Richard Keehn soon realized the revelatory treasure he was getting a couple of months ago, immediately following the Division III state championship boys’ basketball game.

Ottawa Glandorf had just lost to Lutheran East, but the school, and the Putnam County community it’s in, would be going home champions in his eyes.

“I tell you what, all you hear about in the news anymore is the bad stuff kids do, but these students were just the opposite,” said the UD Arena usher from Miamisburg.

In a Samaritan act he had not expected, he watched some Ottawa Glandorf students — especially seven junior girls in gold OG shirts, five of them wearing ripped-at-the-knee jeans that are in style now — pick up all the trash left beneath the seats and in the aisles where Titans fans had been sitting.

There were lots of discarded newspapers, the prop the Blue Crew — the OG student section similar to the Dayton Flyers’ Red Scare — holds in front of their faces to show disinterest during the pregame introductions of opposing players.

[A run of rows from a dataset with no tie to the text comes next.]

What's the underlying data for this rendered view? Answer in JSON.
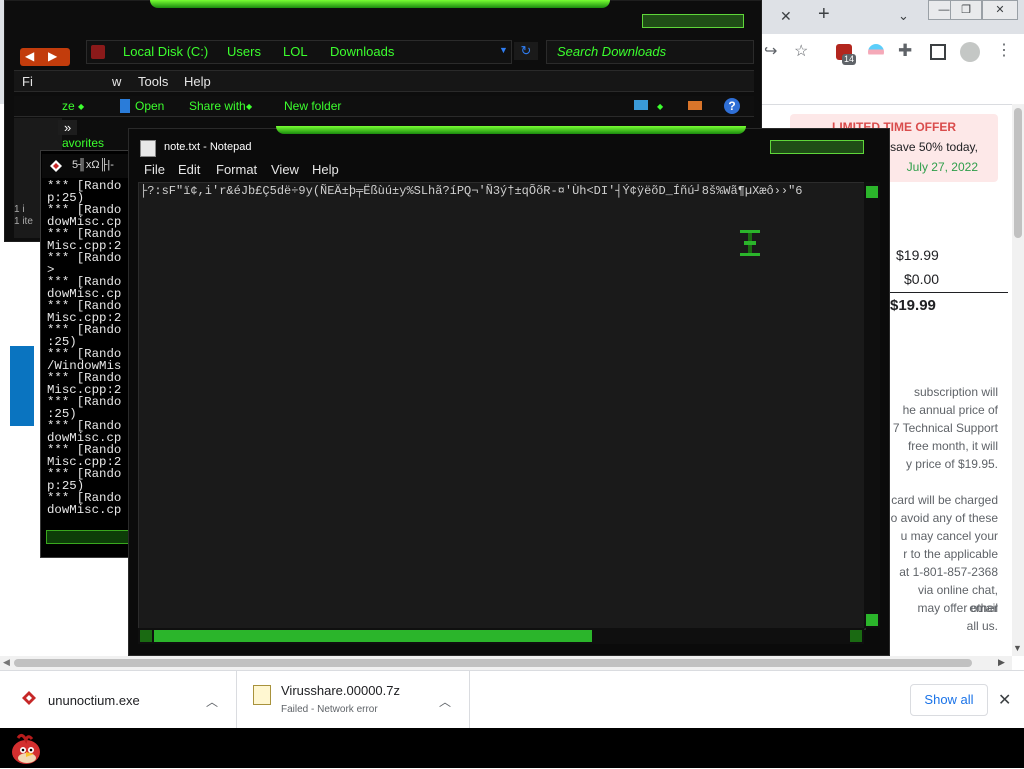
{
  "browser": {
    "window_controls": {
      "minimize": "—",
      "restore": "❐",
      "close": "✕"
    },
    "tab_controls": {
      "close": "✕",
      "new": "+",
      "chevron": "⌄"
    },
    "extension_badge": "14",
    "offer": {
      "title": "LIMITED TIME OFFER",
      "line1": "save 50% today,",
      "line2": "July 27, 2022"
    },
    "prices": [
      "$19.99",
      "$0.00",
      "$19.99"
    ],
    "legal_lines": [
      "subscription will",
      "he annual price of",
      "7 Technical Support",
      "free month, it will",
      "y price of $19.95.",
      "",
      "card will be charged",
      "o avoid any of these",
      "u may cancel your",
      "r to the applicable",
      "at 1-801-857-2368",
      "via online chat, email",
      "may offer other",
      "all us."
    ]
  },
  "downloads": {
    "items": [
      {
        "name": "ununoctium.exe",
        "status": ""
      },
      {
        "name": "Virusshare.00000.7z",
        "status": "Failed - Network error"
      }
    ],
    "show_all": "Show all"
  },
  "explorer": {
    "breadcrumbs": [
      "Local Disk (C:)",
      "Users",
      "LOL",
      "Downloads"
    ],
    "search_placeholder": "Search Downloads",
    "menu": [
      "Fi",
      "w",
      "Tools",
      "Help"
    ],
    "commands": [
      "ze",
      "Open",
      "Share with",
      "New folder"
    ],
    "overflow": "»",
    "favorites": "avorites",
    "status_left": "1 i",
    "status_left2": "1 ite"
  },
  "console": {
    "title": "5╢xΩ╟|-",
    "lines": [
      "*** [Rando",
      "p:25)",
      "*** [Rando",
      "dowMisc.cp",
      "*** [Rando",
      "Misc.cpp:2",
      "*** [Rando",
      ">",
      "*** [Rando",
      "dowMisc.cp",
      "*** [Rando",
      "Misc.cpp:2",
      "*** [Rando",
      ":25)",
      "*** [Rando",
      "/WindowMis",
      "*** [Rando",
      "Misc.cpp:2",
      "*** [Rando",
      ":25)",
      "*** [Rando",
      "dowMisc.cp",
      "*** [Rando",
      "Misc.cpp:2",
      "*** [Rando",
      "p:25)",
      "*** [Rando",
      "dowMisc.cp"
    ]
  },
  "notepad": {
    "title": "note.txt - Notepad",
    "menu": [
      "File",
      "Edit",
      "Format",
      "View",
      "Help"
    ],
    "content": "├?:sF\"ï¢,i'r&éJb£Ç5dë÷9y(ÑEÄ±þ╤Ëßùú±y%SLhã?íPQ¬'Ñ3ý†±qÕõR-¤'Ùh<DI'┤Ý¢ÿëõD_Íñú┘8š%Wã¶µXæô››\"6"
  },
  "colors": {
    "theme_green": "#3cff2e",
    "window_dark": "#0b0b0b",
    "offer_red": "#d94c4c",
    "offer_green": "#2e9e4a",
    "link_blue": "#1a73e8"
  }
}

There were foam No. 1 fingers and cardboard signs held up to designate a three-point shot or defense. And of course, there was the litter of concession stand leftovers.

“I worked just about all the games of the boys’ tournament and the entire girls’ tournament the week before and the kids from Ottawa Glandorf were the only ones I saw do that,” Keehn said. “Their school, their community, their parents — they all should be proud of them.”

The 71-year-old retiree was so impressed by the efforts of the seven girls — Lauren Niese, Bailey Krouse, Bri Douglass, Amerie Young, Myka Aldrich, Mackenzie Recker and Claire Brickner — that he had them pose for a photo he took on his phone. He told them he wanted to send it to their principal.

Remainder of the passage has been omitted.